Once published, select the newly published version from the dropdown, but make sure you don't have $LATEST selected. You cannot add Cloudfront triggers to the $LATEST version.

Once you've selected your version, select Cloudfront from the list of available triggers which will show a Configure triggers form. Select your Cloudfront distribution that you created previously, and ensure you've selected the Origin request Cloudfront event. This code snippet will be called when Cloudfront is about to request your data from the S3 bucket. So instead of requesting the root directory of that folder (not allowed!), it'll append the index.html to its request, unbeknownst to the user.

origin-request-lambda

Check the Enable trigger and replicate checkbox and add your trigger! Before leaving Lambda, let's also add the cache header function as well!

Apply additional headers

Similiar to the above, let's create a new function called gatsbyCacheHeaders, with similar settings. In the code editor, add the following:

'use strict';
exports.handler = (event, context, callback) => {
  const request = event.Records[0].cf.request;
  const response = event.Records[0].cf.response;
  const headers = response.headers;

  if (request.uri.startsWith('/static/')) {
    headers['cache-control'] = [
      {
        key: 'Cache-Control',
        value: 'public, max-age=31536000, immutable'
      }
    ];
  } else {
    headers['cache-control'] = [
      {
        key: 'Cache-Control',
        value: 'public, max-age=0, must-revalidate'
      }
    ];
  }
  
  headers['vary'] = [
    {
      key: 'Vary',
      value: 'Accept-Encoding'
    }
  ];

  callback(null, response);
};

This will provide long-term caching for anything in the /static directory, while ensuring all other files aren't stuck behind the Cloudfront's default caching methodologies.

When adding your Cloudfront trigger, ensure your trigger is set on the event type of origin-response this time. This means we want Cloudfront to think S3 is providing these headers in order for it to process the file accordingly.

SUPER BIG CALLOUT

I am running Gatsby v2, which is using Webpack 4, which allows us to handle better cache-control to our bundled assets. I haven't figured it out quite yet, but we can follow a similiar strategy that Netlify uses to create a mapping file of generated files to how long they should be cached, and apply it similarly here. This is definitely another blog post in order to completely figure this out!

One note - I also added in the addition of the Vary: Accept-Encoding header here. This seemed to be a benefit for website performance tests.

The final step for these Lambda@Edge functions

Now that we've created these functions, and associated them with the correct Cloudfront events, we now need to tell our Cloudfront distribution to call these functions at the right time.

Before leaving Lambda, copy down the ARN (Amazon Resource Name) for each of the functions you'll be using, for the version that's configured with your triggers. You can find this ARN at the top right of the page when viewing your function:

lambda-arn

Head to Cloudfront and go to your distribution. Click on the Behaviors tab and edit the behavior that should already exist.

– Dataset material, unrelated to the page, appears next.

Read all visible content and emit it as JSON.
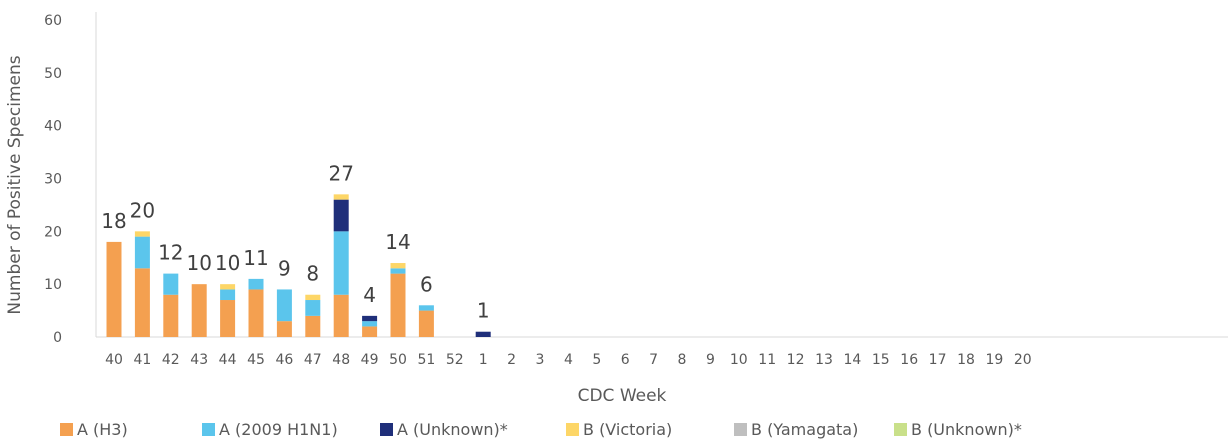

At the bottom of the edit page, there's a section called Lambda Function Associations. This is key! I didn't know to do this for a long time and nothing was firing.

Add two new associations, one for Origin Request and the other for Origin Response. Paste in the ARNs from the corresponding functions from earlier. Remember, the appending index.html one goes to the Origin Request while the headers one goes on the Origin Response. It should look something like this!

cloudfront-functions-set

Submit those edits and you're done!


Alright, that should be what it takes to get this all working. Running a Lighthouse audit in Chrome results in the following for my site at this time:

performance-audit

There's still room for optimizations, but that's for another post.